Mille euro sul conto della tesoreria del Comune di Napoli, versati da “Jorit Ciro Cerullo”. Causale: sanzione per mancata Cila. E Cila è la comunicazione di inizio lavori. In più a giugno l’artista ha presentato i documenti al Comune sulla “mancata comunicazione di inizio lavori”. Per sanare la pratica. Delegando, si legge negli atti, il geometra Ciro Borriello. Che è consigliere comunale M5s. Artista che fa discutere Jorit. Tra chi lo osanna per la sua “human tribe”, i volti segnati dalle strisce rosse. E chi gli addebita quella foto 2024, a guerra in Ucraina già iniziata, al fianco di Putin in Russia. «Voglio mostrare all’Italia – disse l’artista rivolto al presidente russo– che sei un essere umano come tutti e contrastare la propaganda occidentale». Quando divampò lo scontro per il suo murale di Albanese in corso Bruno Buozzi, Jorit rilanciò: «Io credo che Albanese sia divisiva solo per chi non ha a cuore il diritto internazionale». Il fatto è che la relatrice Onu era già diventata un caso per la proposta della cittadinanza onoraria di Napoli. Approvata dal Consiglio comunale nel 2025, è ancora congelata. Complice una battuta infelice di Albanese: «Milano non è Napoli. Nel senso che lì ci pensano che si devono svegliare alle sei». Scivolata? In un lungo post l’attivista di origini irpine sostenne poi che le sue parole erano state manipolate. Partendo dalla cittadinanza in stand by, Catello Maresca – magistrato e consigliere comunale di opposizione, già candidato a sindaco – ha cominciato a interrogare l’amministrazione sul murale. Ha chiesto se c’erano i documenti di inizio lavori. Rispolverando la querelle amministrativa che aveva già scosso il Comune per il murale di Ugo Russo ai Quartieri Spagnoli. E Maresca ha brandito la sentenza del Consiglio di Stato del 2023 per la quale un murale non è opera di edilizia libera alla stregua di una tinteggiatura: ma un intervento di manutenzione straordinaria che necessita di una Cila.

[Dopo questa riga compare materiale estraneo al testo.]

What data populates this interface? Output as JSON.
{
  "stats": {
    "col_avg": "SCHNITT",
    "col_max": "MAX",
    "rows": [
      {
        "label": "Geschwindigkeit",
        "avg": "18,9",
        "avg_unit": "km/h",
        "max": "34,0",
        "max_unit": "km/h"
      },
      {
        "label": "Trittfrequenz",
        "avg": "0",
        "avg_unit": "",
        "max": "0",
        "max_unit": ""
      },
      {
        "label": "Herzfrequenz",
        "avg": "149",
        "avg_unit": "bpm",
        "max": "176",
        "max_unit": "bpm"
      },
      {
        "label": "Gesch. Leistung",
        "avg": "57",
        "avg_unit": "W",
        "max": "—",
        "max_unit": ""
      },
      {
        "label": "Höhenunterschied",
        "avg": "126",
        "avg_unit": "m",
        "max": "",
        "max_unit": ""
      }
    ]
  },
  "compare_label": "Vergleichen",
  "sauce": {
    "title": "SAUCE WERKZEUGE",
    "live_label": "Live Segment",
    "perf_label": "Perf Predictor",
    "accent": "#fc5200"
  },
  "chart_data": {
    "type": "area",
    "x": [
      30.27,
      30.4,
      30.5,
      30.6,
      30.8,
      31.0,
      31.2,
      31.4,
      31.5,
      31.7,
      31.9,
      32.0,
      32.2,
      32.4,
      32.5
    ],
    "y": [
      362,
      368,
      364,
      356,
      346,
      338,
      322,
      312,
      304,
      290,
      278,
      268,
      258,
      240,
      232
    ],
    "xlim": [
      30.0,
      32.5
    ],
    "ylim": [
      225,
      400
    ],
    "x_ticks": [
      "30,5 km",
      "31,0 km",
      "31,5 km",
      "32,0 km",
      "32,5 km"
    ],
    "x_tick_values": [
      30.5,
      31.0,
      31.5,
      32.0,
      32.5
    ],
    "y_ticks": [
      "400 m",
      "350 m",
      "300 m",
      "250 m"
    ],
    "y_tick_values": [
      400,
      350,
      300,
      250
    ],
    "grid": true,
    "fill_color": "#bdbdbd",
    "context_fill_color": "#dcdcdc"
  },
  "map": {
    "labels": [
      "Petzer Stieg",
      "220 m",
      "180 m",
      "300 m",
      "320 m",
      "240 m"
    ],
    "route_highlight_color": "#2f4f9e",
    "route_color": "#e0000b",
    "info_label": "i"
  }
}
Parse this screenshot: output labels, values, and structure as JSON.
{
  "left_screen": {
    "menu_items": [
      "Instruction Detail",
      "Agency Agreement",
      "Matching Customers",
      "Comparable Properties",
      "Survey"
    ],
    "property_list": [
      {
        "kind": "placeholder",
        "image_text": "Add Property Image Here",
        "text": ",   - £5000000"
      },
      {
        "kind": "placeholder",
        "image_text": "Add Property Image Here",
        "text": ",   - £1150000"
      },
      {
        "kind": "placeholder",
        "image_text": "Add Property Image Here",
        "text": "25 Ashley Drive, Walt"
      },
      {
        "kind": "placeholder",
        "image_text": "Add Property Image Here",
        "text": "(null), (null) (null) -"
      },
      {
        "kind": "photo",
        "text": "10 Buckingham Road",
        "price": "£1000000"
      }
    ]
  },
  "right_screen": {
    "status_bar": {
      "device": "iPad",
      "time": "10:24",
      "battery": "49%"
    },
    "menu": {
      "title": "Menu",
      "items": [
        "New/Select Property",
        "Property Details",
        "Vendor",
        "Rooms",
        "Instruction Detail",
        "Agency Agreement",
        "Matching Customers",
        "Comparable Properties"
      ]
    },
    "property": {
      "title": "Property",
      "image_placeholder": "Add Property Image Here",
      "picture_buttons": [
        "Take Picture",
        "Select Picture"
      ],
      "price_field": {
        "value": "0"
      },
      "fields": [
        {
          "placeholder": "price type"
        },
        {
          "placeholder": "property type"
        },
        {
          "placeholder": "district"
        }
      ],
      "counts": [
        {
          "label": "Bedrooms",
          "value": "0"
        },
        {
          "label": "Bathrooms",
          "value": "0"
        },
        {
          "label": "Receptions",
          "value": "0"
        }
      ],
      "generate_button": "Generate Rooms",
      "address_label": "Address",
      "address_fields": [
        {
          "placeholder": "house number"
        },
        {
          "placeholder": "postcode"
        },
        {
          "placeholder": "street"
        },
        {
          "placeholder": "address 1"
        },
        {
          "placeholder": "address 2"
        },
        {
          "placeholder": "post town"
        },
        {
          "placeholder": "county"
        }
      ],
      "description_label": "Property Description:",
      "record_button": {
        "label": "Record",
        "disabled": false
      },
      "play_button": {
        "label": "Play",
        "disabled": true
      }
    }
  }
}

Per questo Maresca ha chiesto la “rimozione dell’opera”, anche in “assenza di una determinazione definitiva sulla proposta di cittadinanza onoraria ad Albanese”. Nella pratica presentata ex post per sanare l’opera a giugno è allegato l’accordo tra Jorit e i proprietari del palazzo in cui si specifica che “l’opera è finanziata interamente dagli artisti”. Ed è agli atti la delega per depositare i documenti al geometra Borriello. Che non si scompone: «Trovo stucchevole la polemica su un murale che la gente va a vedere», replica il consigliere Borriello: «Ho valutato la buona fede dell’artista che conosceva il regolamento. Abbiamo sanato tutto attraverso il mio operato prestato gratuitamente. Sono orgoglioso: l’arte merita un sacrificio professionale».